We will not come to Europe. Both Czechoslovakia and Estonia have always been in Europe. The present developments are not a generous gesture of Europe, but restoration of the integrity of Europe. It has been our tragedy that Stalinist aggression spread like cancer across the borders of its country. But it was also a tragedy for Europe, because it led the life of a one-legged amputee, pretending to be standing on two feet, and it lived in this self-deception for half a century. Therefore the thinking and responsible Europe needs us as much as we need Europe. It is a mutual process.

This is why it is so important not to create any artificial additional conditions to integration, and make the decisions about every state according to the initially agreed criteria, and add no new exercises to the homework already done. Formation of new groups for evaluation of the readiness of every state confuses the evaluation criteria. Here, ladies and gentlemen, we cannot forget a simple psychological aspect. It is one thing when a state has not joined the European Union because it has simply not wanted to do so. This is the example of Norway, the example of a state that makes its decisions freely and independently. It is another thing when remaining outside the integrated Europe has been forced on a state, dictated by the Molotov-Ribbentrop Pact and the arbitrary Yalta treaties.

The faster Europe and the entire world manage to get rid of this bad-tasting legacy, the better. It has lasted unbearably long already.

But something has still been achieved by the end of the 20th century. I have always believed in the victory of reason. It is meaningful that I visited your country as a full member of NATO during my first state visit to the Czech Republic, that we will fly to Chesky Krumlov tomorrow; that we will meet members of the Czech armed forces, who are also the soldiers of NATO.

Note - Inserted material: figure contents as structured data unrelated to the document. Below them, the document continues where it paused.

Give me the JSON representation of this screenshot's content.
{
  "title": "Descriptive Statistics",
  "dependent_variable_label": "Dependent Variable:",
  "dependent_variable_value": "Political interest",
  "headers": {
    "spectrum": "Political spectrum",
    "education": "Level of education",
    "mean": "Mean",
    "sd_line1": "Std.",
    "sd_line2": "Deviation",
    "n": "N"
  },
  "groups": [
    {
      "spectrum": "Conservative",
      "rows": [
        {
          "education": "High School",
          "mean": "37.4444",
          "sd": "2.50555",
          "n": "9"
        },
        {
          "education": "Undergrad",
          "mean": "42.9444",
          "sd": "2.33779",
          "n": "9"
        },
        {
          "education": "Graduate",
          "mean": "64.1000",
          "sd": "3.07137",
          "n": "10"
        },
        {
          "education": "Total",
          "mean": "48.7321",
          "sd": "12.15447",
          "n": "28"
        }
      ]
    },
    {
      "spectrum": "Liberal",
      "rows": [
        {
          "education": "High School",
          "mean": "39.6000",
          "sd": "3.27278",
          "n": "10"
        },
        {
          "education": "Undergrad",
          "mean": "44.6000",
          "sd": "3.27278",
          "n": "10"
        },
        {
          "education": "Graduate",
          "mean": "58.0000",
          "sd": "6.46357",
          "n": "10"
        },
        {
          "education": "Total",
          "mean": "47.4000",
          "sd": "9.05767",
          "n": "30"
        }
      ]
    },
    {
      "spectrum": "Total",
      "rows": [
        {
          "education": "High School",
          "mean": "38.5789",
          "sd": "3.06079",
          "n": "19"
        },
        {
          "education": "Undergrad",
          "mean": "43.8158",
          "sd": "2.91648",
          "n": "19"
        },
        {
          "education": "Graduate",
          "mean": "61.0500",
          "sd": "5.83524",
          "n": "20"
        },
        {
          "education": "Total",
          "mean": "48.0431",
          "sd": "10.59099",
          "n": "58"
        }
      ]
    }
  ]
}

The world is really moving and changing.

I am very pleased that the Czech Republic understands and supports the wish of Estonia to join NATO. This helps to eradicate the grey zones, which, as we know, have never served stability and peace.

Mr. President, ladies and gentlemen.

The Czech Republic has surrounded us with heart-warming hospitality. Thank you again for this.

Please allow me to wish you, President Havel, and your wife strength, health and success on behalf of Mrs. Helle Meri and myself.

Let us raise our glasses to President Václav Havel and Mrs. Dagmar Havlová, whose absence from our company we regret.

To the success and prosperity of the Czech Republic!